Problem: For the holiday season the customer raised the head to 2.5 m to clear taller parcels, expecting "a bit" less accuracy. Height errors of $\pm 1$ to 2 cm appeared, and stacked-box volumes drifted enough that billing disputes followed. Nobody had recomputed the law: at 2.5 m the same rig delivers $\Delta Z \approx 2.5^2 \cdot 0.25/140 \approx 11$ mm before matcher degradation on glossy tape, roughly a 4x error growth for a 2x height change.

Decision: The contractor presented three fixes priced by the formula: double the baseline to 20 cm (error halves; occlusion acceptable on a flat conveyor), switch to a longer lens with a second wide camera for coverage, or accept $\pm 1$ cm only below 1.8 m. The customer took the baseline change plus a subpixel-refinement upgrade ($\Delta d$ from 0.25 to 0.15 px).

Result: Measured error at 2.5 m landed at $\pm 3.5$ mm, the disputes stopped, and the quadratic law went into the company's pre-sales checklist: every mounting-height request now ships with a computed error budget.

Lesson: $\Delta Z = Z^2 \Delta d / (fB)$ is not commentary; it is the contract. Recompute it whenever anyone moves the camera.

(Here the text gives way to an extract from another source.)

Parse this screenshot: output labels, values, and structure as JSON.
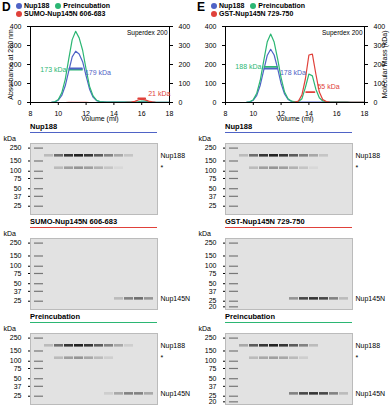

Research Frontier: Monocular Depth Closes In

The most consequential 2024-2026 development for this section is not better stereo but better monocular depth. Depth Anything V2 (NeurIPS 2024), trained on tens of millions of images with synthetic-data distillation, produces relative depth maps of startling robustness; UniDepth (CVPR 2024) and the Metric3D line attack the metric gap directly by conditioning on camera intrinsics, and Marigold (CVPR 2024) showed that repurposed diffusion models (the generative machinery of Chapter 33) yield fine-detailed depth from a single image. Video variants (Video Depth Anything, 2025) add temporal consistency. Where does that leave stereo? The hybrid frontier answers: DEFOM-Stereo (CVPR 2025) and similar systems inject monocular foundation-model priors into the stereo matcher, getting the mono network's hole-free, texture-immune coverage and two-view geometry's metric anchoring, while sensor-fusion stacks treat mono depth as a dense prior refined by sparse accurate stereo or LiDAR. The quadratic law still governs the geometric half of every such hybrid, and "metric without calibration" remains the open problem; Chapter 27 picks up this story in full.

Exercise 13.5.1: Design a Rig on Paper Conceptual

A sidewalk-delivery robot needs depth from 0.4 m (curb edges at its feet) to 12 m (oncoming pedestrians), with at most $\pm 2$ cm error at 3 m. Its matcher searches 128 disparities with $\Delta d = 0.25$ px, and its cameras have 1280-pixel-wide sensors with selectable lenses ($f$ between 600 and 1600 px). Choose $f$ and $B$, verify all three constraints ($Z_{\min}$ via $d_{\max}$, the error budget at 3 m, and error at 12 m, which you should report rather than constrain), and identify which requirement forced each choice. Is there slack left, and where would you spend it?

Exercise 13.5.2: Measure Your Own Error Curve Coding

Using any calibrated stereo pair source (a RealSense in passive mode, two webcams calibrated per Chapter 12, or a Middlebury pair with known calibration), place a flat target at 5 to 8 measured distances spanning your rig's range. At each distance, compute the depth map, extract the target region, and record the mean and standard deviation of its depth. Plot measured standard deviation against distance on log-log axes, fit a power law, and compare the fitted exponent to the predicted value of 2. Report your rig's effective $\Delta d$ by inverting the quadratic law at each distance.

Exercise 13.5.3: Mono Versus Stereo, Honestly Analysis

Run a monocular depth network (Depth Anything V2 via Hugging Face transformers' depth-estimation pipeline) on the left image of a stereo pair for which you have computed metric stereo depth. Align the mono prediction to the stereo depth with a least-squares affine fit in inverse-depth space (solve for scale and shift on confident stereo pixels), then map the per-pixel residuals. Where does mono beat stereo (textureless walls, occlusion halos?) and where does stereo beat mono (fine geometry, repeated objects at different depths, absolute scale away from the fit region?). Write a five-sentence recommendation for which to ship in (a) an indoor vacuum robot, (b) a warehouse drone, justifying each with your residual maps.